Subsequently, frequency tests were performed within the previously established linear viscous region. The results indicated that all compositions exhibit a structured, solid-like behavior with a higher prominence of G′ over G″, nearly independent of frequency in the studied range (Figure 6a). Moreover, considering that no crossover of the G′ and G″ was registered, all compositions are considered to have a non-sticky nature. In view of the viscosity behavior, the complex viscosity (η*) decreased with the increase in frequency (Figure 6b). Moreover, the rheological behavior was affected by the type of vegetable oil used to create the lipid matrix of BLN. As shown in Figure 6b, for the bioactive lipid nanocarriers prepared with pomegranate oil (BLN2-Wbe-UV-filters) has been determined the highest viscosity, while the lowest value of this parameter was recorded for the control sample.

For evaluation of the hydration effect, the two selected topical formulations based on BLN willow extract and UV-filters, were subjected to a rapid analysis of the moisture level of the skin.
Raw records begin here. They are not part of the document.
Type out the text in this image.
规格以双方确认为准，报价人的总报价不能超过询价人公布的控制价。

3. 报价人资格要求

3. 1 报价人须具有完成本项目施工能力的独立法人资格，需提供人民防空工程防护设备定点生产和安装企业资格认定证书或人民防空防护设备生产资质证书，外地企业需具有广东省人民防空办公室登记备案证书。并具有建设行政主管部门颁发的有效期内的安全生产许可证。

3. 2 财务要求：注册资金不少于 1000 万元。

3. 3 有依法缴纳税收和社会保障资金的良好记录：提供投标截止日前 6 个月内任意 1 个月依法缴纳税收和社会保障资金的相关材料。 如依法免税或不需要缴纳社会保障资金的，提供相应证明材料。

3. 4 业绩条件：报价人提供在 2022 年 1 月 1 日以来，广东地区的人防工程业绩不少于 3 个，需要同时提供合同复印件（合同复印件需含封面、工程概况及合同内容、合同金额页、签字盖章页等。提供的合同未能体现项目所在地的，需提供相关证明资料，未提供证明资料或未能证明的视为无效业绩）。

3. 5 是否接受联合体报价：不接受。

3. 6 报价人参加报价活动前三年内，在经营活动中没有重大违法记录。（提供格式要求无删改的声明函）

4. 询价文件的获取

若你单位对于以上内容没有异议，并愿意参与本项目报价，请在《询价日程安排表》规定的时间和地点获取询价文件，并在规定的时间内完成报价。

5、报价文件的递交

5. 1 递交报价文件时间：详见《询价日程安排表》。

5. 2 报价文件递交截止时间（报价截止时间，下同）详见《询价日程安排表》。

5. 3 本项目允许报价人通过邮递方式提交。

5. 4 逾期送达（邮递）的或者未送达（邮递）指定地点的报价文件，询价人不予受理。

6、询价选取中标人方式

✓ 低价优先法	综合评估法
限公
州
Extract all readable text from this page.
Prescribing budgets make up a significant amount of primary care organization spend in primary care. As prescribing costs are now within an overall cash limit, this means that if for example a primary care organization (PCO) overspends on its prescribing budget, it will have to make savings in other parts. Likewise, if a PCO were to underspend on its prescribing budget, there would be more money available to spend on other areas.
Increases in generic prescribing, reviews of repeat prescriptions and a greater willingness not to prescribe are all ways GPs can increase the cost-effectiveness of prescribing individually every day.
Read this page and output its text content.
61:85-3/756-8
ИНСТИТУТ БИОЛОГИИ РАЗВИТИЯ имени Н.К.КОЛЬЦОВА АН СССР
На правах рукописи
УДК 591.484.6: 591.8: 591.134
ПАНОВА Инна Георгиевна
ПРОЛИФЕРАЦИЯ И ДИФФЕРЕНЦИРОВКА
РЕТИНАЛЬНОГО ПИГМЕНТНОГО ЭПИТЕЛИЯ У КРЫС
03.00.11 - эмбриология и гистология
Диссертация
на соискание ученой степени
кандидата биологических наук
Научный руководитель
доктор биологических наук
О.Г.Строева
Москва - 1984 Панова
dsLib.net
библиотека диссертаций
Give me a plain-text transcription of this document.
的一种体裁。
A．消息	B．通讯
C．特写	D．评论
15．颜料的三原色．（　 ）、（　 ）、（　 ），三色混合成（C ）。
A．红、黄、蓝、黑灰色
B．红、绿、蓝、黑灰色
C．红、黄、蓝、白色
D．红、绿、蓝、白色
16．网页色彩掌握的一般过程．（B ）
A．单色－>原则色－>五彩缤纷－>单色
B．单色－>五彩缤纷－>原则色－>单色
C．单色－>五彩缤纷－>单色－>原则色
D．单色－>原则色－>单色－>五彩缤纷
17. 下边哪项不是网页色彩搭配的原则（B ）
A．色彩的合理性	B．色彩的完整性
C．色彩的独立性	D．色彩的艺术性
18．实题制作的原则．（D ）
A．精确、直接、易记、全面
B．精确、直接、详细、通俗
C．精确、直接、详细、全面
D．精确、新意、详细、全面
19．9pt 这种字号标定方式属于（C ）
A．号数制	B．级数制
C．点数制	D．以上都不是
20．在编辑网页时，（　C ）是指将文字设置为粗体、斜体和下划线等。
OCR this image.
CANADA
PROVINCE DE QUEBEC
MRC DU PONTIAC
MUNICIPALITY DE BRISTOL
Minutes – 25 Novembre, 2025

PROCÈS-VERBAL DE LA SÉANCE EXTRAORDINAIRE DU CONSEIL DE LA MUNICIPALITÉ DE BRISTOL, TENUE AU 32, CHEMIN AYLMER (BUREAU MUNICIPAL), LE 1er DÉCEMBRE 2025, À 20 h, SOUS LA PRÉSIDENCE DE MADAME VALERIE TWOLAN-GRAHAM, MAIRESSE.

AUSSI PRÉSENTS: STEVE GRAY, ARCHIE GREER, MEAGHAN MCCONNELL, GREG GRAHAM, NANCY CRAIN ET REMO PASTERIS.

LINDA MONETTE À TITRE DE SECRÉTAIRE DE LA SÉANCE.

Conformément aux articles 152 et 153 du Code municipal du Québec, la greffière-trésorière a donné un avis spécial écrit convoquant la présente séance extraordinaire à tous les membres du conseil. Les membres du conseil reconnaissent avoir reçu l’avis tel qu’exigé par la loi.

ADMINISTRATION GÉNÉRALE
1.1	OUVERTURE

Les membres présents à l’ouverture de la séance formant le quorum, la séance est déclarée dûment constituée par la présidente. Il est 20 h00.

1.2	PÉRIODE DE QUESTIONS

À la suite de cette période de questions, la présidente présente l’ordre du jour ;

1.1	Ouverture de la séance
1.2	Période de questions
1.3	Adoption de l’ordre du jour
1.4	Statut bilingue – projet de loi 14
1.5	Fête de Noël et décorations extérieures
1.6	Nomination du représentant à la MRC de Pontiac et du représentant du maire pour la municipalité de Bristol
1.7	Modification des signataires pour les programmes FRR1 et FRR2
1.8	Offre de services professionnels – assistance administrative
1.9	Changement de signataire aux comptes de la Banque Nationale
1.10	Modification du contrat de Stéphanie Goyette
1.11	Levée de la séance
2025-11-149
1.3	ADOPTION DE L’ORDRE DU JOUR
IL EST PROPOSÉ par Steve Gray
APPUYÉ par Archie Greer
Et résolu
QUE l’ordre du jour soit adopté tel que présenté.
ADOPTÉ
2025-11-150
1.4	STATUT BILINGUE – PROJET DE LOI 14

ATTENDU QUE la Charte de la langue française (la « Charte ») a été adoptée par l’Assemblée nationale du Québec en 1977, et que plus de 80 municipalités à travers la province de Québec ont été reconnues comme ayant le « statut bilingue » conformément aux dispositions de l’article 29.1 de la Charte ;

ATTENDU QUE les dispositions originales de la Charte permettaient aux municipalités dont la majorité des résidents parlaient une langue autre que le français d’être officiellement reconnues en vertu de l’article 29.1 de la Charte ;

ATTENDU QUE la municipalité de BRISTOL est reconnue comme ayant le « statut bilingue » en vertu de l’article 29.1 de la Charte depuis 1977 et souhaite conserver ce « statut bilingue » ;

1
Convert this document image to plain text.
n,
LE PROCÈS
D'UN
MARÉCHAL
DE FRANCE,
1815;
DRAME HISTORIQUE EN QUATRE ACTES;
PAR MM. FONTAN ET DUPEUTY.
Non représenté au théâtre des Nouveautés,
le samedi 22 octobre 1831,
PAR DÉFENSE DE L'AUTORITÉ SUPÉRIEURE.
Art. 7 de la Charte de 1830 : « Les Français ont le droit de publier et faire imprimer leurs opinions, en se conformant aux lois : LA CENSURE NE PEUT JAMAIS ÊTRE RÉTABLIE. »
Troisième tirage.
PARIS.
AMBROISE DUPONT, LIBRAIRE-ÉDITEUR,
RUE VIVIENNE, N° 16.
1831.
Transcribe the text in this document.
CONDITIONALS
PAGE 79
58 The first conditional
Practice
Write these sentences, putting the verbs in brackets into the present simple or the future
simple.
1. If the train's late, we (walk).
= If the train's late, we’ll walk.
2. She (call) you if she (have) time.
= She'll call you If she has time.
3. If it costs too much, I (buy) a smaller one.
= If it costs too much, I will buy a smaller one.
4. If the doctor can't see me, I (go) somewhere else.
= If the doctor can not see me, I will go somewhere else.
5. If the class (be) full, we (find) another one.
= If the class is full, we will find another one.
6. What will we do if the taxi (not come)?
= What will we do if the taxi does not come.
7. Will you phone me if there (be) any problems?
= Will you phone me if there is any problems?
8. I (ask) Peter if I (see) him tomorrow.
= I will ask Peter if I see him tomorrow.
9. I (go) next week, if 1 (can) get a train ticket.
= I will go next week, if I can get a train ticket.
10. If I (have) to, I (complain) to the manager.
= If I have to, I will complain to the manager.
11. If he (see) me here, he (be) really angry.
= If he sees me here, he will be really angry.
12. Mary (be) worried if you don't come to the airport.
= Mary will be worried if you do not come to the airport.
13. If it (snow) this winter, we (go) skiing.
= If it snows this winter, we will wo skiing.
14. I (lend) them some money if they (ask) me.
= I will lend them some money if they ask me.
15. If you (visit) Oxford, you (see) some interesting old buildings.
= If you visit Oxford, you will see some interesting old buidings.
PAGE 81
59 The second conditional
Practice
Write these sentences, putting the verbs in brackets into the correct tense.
The results obtained by applying the two hydrogels on the skin (Figure 7) showed the significant hydration properties manifested by the developed formulations. A markedly higher action was reported for the hydrogel containing BLN2-Wbe-UV-filters prepared with pomegranate oil. The latter shows a high degree of dehydration prevention.

4. Conclusions

The preparation of BLN-Wbe/Ile-UV-filters resulted in the development of efficient herbal nanostructured hydrogels with desirable rheological and controlled release features as well as photoprotective and hydration properties, which could significantly impact the pharmaco-cosmetic efficacy. BLN-based hydrogels exhibited impressive results in terms of photoprotective properties; for instance, the extremely reduced amount of UV filters incorporated into NLC-HG (e.g., 3.2% OCT and 2.26% BMDBM) have been able to combat about 90% of UV-B rays, simultaneously with an absorption of 98% of UVA rays. When OCT and BMDBM filters were incorporated together with Wbe into lipid nanocarriers, the in vitro skin permeability of UVA and UVB filters has been drastically reduced, which emphasizes a desired delay in skin permeability and a mainly UV-filters distribution on the skin surface. The major role of BLN-HG in improving the main features of active cosmetic ingredients leads to their outstanding application as efficient and healthful dermal carrier systems and may provide new alternative to existing skin-related products.